Advances and challenges in direct additive manufacturing of Al2O3 and ZrO2-based Eutectic Ceramic Oxide

Al₂O₃-based directionally solidified eutectic ceramics have garnered significant interest over the past decades due to their exceptional high-temperature strength retention and creep resistance compared to metal alloys, as well as their superior oxidation resistance and microstructural stability relative to other ceramics. For these reasons, they have been identified as some of the most promising candidates for ultra-high-temperature structural applications. From a processing perspective, oxide eutectic composite ceramics have been produced through various solidification methods.
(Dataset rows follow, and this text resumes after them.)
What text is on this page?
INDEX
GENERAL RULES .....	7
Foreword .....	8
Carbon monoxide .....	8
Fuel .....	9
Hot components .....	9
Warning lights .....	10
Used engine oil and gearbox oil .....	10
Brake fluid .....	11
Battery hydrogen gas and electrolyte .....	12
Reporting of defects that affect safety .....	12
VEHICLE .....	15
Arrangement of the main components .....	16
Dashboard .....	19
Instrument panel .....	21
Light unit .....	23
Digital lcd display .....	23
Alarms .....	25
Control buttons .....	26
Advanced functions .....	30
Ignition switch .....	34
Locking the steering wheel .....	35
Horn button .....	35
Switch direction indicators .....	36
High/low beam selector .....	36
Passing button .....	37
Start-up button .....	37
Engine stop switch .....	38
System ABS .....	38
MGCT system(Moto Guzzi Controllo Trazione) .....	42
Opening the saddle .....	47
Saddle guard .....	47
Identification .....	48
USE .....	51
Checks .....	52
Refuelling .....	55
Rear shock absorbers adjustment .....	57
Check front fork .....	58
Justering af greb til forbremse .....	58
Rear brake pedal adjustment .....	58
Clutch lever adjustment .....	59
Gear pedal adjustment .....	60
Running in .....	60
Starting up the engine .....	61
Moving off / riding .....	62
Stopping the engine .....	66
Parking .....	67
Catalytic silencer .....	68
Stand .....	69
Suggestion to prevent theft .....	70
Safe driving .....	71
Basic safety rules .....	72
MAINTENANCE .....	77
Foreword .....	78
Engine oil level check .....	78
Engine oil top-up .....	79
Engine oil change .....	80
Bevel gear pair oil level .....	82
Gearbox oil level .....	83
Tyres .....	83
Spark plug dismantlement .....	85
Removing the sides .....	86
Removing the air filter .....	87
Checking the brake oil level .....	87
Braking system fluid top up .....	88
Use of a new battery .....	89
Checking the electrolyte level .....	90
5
However, these methods are often unable to achieve fine microstructures or fabricate large or complex-shaped components. To address these limitations, additive manufacturing (AM) presents a promising alternative for the production of monolithic and complex-shaped ceramic parts with fine and homogeneous microstructures. The aim of this study is to evaluate the feasibility of using L-PBF technologies for the production of Al₂O₃-based eutectic ceramics. In the initial phase of the study, the focus was on characterizing and optimizing the particle size distribution (PSD) of eutectic Al₂O₃-ZrO₂ based granules for use in various laser powder bed fusion (PBF) technologies. Initial characterization, performed using SEM imaging and laser granulometry, assessed the PSD, average particle size, and distribution width of the engineered batches. Subsequently, the optimized ceramic powders, with tailored size distributions, morphologies, and compositions, were selected for specific applications in L-PBF (fiber laser) and L-PBF (CO₂ laser) technologies. The addition of graphene to the studied compositions enabled an evaluation of its impact on laser beam absorption.